Principio essas reflexões com uma advertência de Yuval Noah Harari, que serve bem aos que não movem uma palha para ajudar a mudar o mundo, caso, por exemplo, dos juízes que, por comodidade, preferem o conforto da interpretação literal dos textos normativos, ainda que se saiba que o direito pode não estar integralmente contido na lei: “Se o futuro da humanidade for decidido em sua ausência, porque você está ocupado demais alimentando e vestindo seus filhos – você e eles não estarão eximidos das consequências”. (Trechos do ebook “21 Lições para o século 21”, Companhia das Letras. Apple Books).Feito o registro, digo, agora, que todos nós, magistrados, temos, por dever de ofício, que refletir acerca da nossa atuação em face das expectativas da sociedade, o que nem sempre ocorre, porque há, sim, como exceção danosa, os que não dão importância para o nosso deficit de credibilidade.
À luz dessa constatação e tendo em vista que vivemos tempos de inovações tecnológicas que estão revolucionando a prestação jurisdicional, decidi, nessa oportunidade, tecer considerações em face dos juízes que chamo, para fins de comparação, de “digitais” (contemporâneos) e dos que denomino “analógicos” (atrasados).
Devo advertir, nessa linha de reflexão, que nenhum avanço tecnológico reverterá o quadro atual de descrença, se não houver sincronia entre esses avanços e uma mudança de rumo de alguns magistrados, para os quais o tempo parece não ter passado, razão pela qual continuam, mesmo diante das inovações tecnológicas, com uma mentalidade, digamos, analógica, ou seja, atrasada.
O Poder Judiciário avança, a olhos vistos, com a perspectiva de, nos próximos anos, possibilitar a todos os brasileiros acesso amplo, irrestrito e em tempo real aos nossos serviços. Mas essa será uma conquista que tende a ser debalde se não houver uma mudança de atitude do próprio magistrado, de quem se espera, cada vez mais, comprometimento com o seu desempenho, integridade e previsibilidade em suas decisões.
Faço a advertência porque, nos dias atuais, ainda há juízes que teimam em decidir, por exemplo, contra os precedentes, olvidando-se que eles, os precedentes, conferem “segurança jurídica, isonomia e eficiência às decisões” (Luís Roberto Barroso), agindo, com efeito, na era digital como se vivessem no mundo analógico.

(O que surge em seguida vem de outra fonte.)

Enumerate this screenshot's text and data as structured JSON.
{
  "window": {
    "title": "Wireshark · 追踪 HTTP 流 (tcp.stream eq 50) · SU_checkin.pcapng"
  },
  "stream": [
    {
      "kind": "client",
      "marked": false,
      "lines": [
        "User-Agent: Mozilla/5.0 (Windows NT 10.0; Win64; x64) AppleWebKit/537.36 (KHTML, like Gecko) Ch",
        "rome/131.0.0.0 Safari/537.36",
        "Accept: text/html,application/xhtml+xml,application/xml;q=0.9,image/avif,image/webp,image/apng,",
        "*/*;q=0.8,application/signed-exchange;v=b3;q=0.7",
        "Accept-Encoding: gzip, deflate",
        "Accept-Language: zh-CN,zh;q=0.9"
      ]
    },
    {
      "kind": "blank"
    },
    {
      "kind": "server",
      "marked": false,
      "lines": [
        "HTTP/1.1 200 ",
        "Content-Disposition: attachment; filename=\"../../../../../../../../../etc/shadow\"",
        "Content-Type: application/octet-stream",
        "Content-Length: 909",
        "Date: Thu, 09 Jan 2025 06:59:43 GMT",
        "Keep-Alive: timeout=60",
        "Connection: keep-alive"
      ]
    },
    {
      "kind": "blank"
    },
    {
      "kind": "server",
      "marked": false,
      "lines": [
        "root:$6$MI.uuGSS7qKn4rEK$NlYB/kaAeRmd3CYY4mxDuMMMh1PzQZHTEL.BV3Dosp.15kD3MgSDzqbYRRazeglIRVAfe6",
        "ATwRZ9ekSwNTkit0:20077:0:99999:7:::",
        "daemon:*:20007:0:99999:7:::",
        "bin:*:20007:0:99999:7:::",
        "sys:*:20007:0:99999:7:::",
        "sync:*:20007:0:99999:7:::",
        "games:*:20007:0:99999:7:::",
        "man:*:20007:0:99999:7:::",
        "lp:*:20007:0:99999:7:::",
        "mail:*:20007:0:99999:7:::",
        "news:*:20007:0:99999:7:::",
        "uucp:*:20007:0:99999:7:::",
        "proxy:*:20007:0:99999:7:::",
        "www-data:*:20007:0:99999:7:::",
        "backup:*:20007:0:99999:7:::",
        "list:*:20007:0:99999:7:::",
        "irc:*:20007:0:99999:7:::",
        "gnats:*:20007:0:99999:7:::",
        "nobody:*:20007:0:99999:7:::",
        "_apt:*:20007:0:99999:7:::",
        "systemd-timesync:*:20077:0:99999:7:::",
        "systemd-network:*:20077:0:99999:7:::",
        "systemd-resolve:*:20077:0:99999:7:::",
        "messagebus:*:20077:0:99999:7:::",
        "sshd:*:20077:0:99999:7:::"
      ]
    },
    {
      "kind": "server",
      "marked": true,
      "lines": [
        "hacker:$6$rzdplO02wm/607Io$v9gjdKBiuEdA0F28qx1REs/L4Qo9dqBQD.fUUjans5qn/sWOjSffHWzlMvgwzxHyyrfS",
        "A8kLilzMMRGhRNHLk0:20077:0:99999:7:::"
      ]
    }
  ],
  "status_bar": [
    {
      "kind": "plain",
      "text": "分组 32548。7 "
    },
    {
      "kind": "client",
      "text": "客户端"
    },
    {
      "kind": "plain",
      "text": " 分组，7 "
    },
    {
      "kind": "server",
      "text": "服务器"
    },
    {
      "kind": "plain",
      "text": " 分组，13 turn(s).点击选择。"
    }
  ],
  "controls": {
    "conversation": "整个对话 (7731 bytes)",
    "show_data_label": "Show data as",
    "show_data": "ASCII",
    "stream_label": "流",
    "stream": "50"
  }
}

Nesse cenário, importa redizer, noutro giro, que “Juiz digital”, sendo juiz do seu tempo, é aquele que, além de não surpreender a cada decisão, não tem medo de processo; e decide contramajoritariamente, se necessário, ainda que, decidindo, tenha que enfrentar os dissabores propiciados pelas incompreensões.
O “Juiz digital”, lado outro, age sempre, no dia a dia, como qualquer cidadão, sem explorar prestígio ou traficar influência, e sem ousar bradar o odiento “sabes com quem estás falando”, porque tem ciência e consciência de que todos são (ou deveriam ser) iguais perante a lei.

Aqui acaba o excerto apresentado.